Python Case Study: A/B Testing for LunarTech Homepage's CTA Button

Table of Contents

• I. Introduction
• II. Hypotheses & Dataset Overview
• III. Key Steps
• IV. Key Visualizations
• V. Key Explanations
• VI. Conclusion

I. Introduction

In this project, we conducted an A/B test for LunarTech using proxy data structured similarly to the company's real data. LunarTech is a platform offering courses, bootcamps, and career support to help students land their ideal data role.

A/B testing is a widely used statistical method for comparing two versions of a variable. In this case, we aimed to identify which version of LunarTech homepage’s CTA button performs better based on the click-through rate (CTR) metric:

• Control Group: Exposed to the current CTA button ("Secure Free Trial").

• Experimental Group: Exposed to the new, generalized CTA button ("Enroll Now").

Click-Through Rate (CTR) measures the percentage of users who click a button or link after viewing it. For LunarTech, CTR is important because it reflects user engagement with the platform and helps assess the effectiveness of call-to-action buttons in driving sign-ups and conversions.

Finally, the results of this test will help decide whether to implement the new button on LunarTech’s homepage.

II. Hypotheses & Dataset Overview

Here are the statistical hypotheses we made:

• Null Hypothesis (H₀): There exists no statistically significant difference in CTR between the experimental ("Enroll Now") and control ("Secure Free Trial") buttons on the homepage.

• Alternative Hypothesis (H₁): There exists a statistically significant difference in CTR between the experimental and control buttons on the homepage.

We used a sufficiently large, random sample to ensure the results represent the entire user population, enabling confident business decisions. Below are the columns in the dataset:

• user_id: Unique identifier for users (1 to 20,000).

• click: 1 if the user clicked the CTA button, 0 if not.

• group: Either "con" (control) or "exp" (experimental), with an even split.

• timestamp: Click date and time for the "exp" group (Jan 1-7, 2024) at minute-level precision.

III. Key Steps

• We imported the necessary libraries and loaded the dataset from a CSV file.

• We explored the data using summary statistics, plotted total clicks and non-clicks for each group, and annotated bars with click and non-click percentages.

• We set the significance level at α = 0.05 to control Type I errors (false positives) and the minimum detectable effect at δ = 0.1, as the business required at least a 10% CTR increase to justify implementation.

• We calculated total users and clicks per group, estimated click probabilities, pooled click probability, and pooled click variance.

• We determined the standard error, Z-statistic, and Z-critical value, then assessed statistical significance using the p-value and a standard normal distribution plot.
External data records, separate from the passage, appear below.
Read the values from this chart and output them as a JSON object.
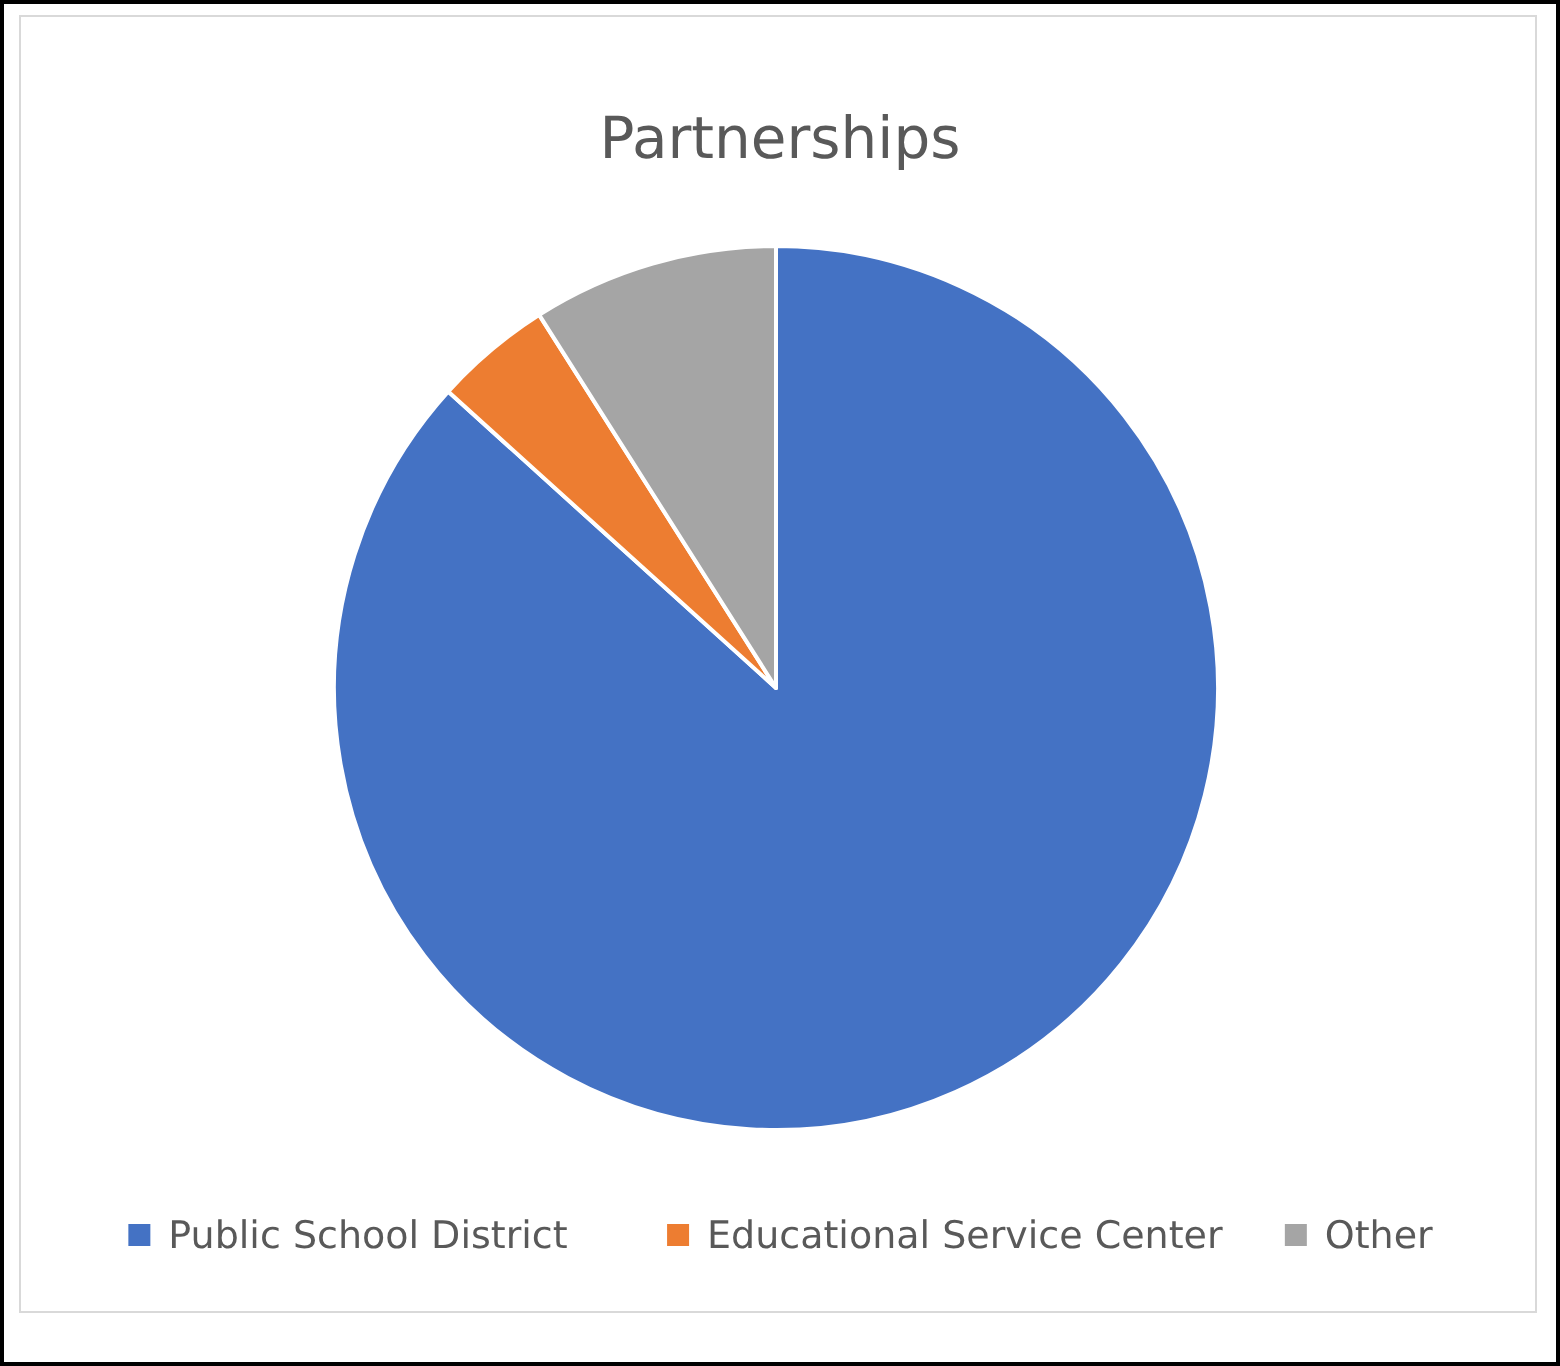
{
  "chart_data": {
    "type": "pie",
    "title": "Partnerships",
    "categories": [
      "Public School District",
      "Educational Service Center",
      "Other"
    ],
    "values": [
      86.7,
      4.3,
      9.0
    ],
    "colors": [
      "#4472c4",
      "#ed7d31",
      "#a5a5a5"
    ],
    "legend": "bottom"
  }
}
• Finally, we checked practical significance using a 95% confidence interval.

IV. Key Visualizations

As shown, 61.16% of users clicked in the experimental group, compared to only 19.89% in the control group. Hypothesis testing confirmed that this difference is statistically significant and not due to chance.

The graph shows the standard normal distribution with a mean of 0 and a standard deviation of 1. The rejection regions are located before and after the Z-critical values of -1.96 and 1.96, respectively. Since the Z-statistic is -59.44, well beyond the critical value of -1.96, we rejected the null hypothesis.

V. Key Explanations

• A two-sample Z-test was appropriate for comparing the click-through rates (CTRs) between the control and experimental groups. The large sample sizes (10,000 per group) ensure the sampling distribution of the sample proportion approximates a normal distribution, regardless of the population distribution's shape. This justifies the use of the Z-statistic in hypothesis testing.

• We found a very low p-value close to 0, indicating strong evidence against the null hypothesis. At all common significance levels, we rejected the null hypothesis. In contrast, a high p-value (0.05 or more) indicates weak evidence against the null hypothesis.

• The 95% CI of 0.399 to 0.426 gives a range of values within which the true difference between the experimental and control group click-through rates (CTRs) is likely to lie with 95% confidence. A narrower interval indicates higher precision.

VI. Conclusion

• We found a statistically significant difference in CTR between the experimental ("Enroll Now") and control ("Secure Free Trial") buttons at the 5% significance level, meaning the observed difference is unlikely due to chance.

• We also found a practically significant difference in CTR between the experimental and control versions at the 10% minimum detectable effect (MDE).

• Since the click probability estimate in the experimental group is higher than in the control group, we conclude that the experimental button resulted in a statistically significantly higher CTR.

• From a business perspective, this statistically significant difference is large enough to justify changing the button for all users, expecting an increase in user engagement.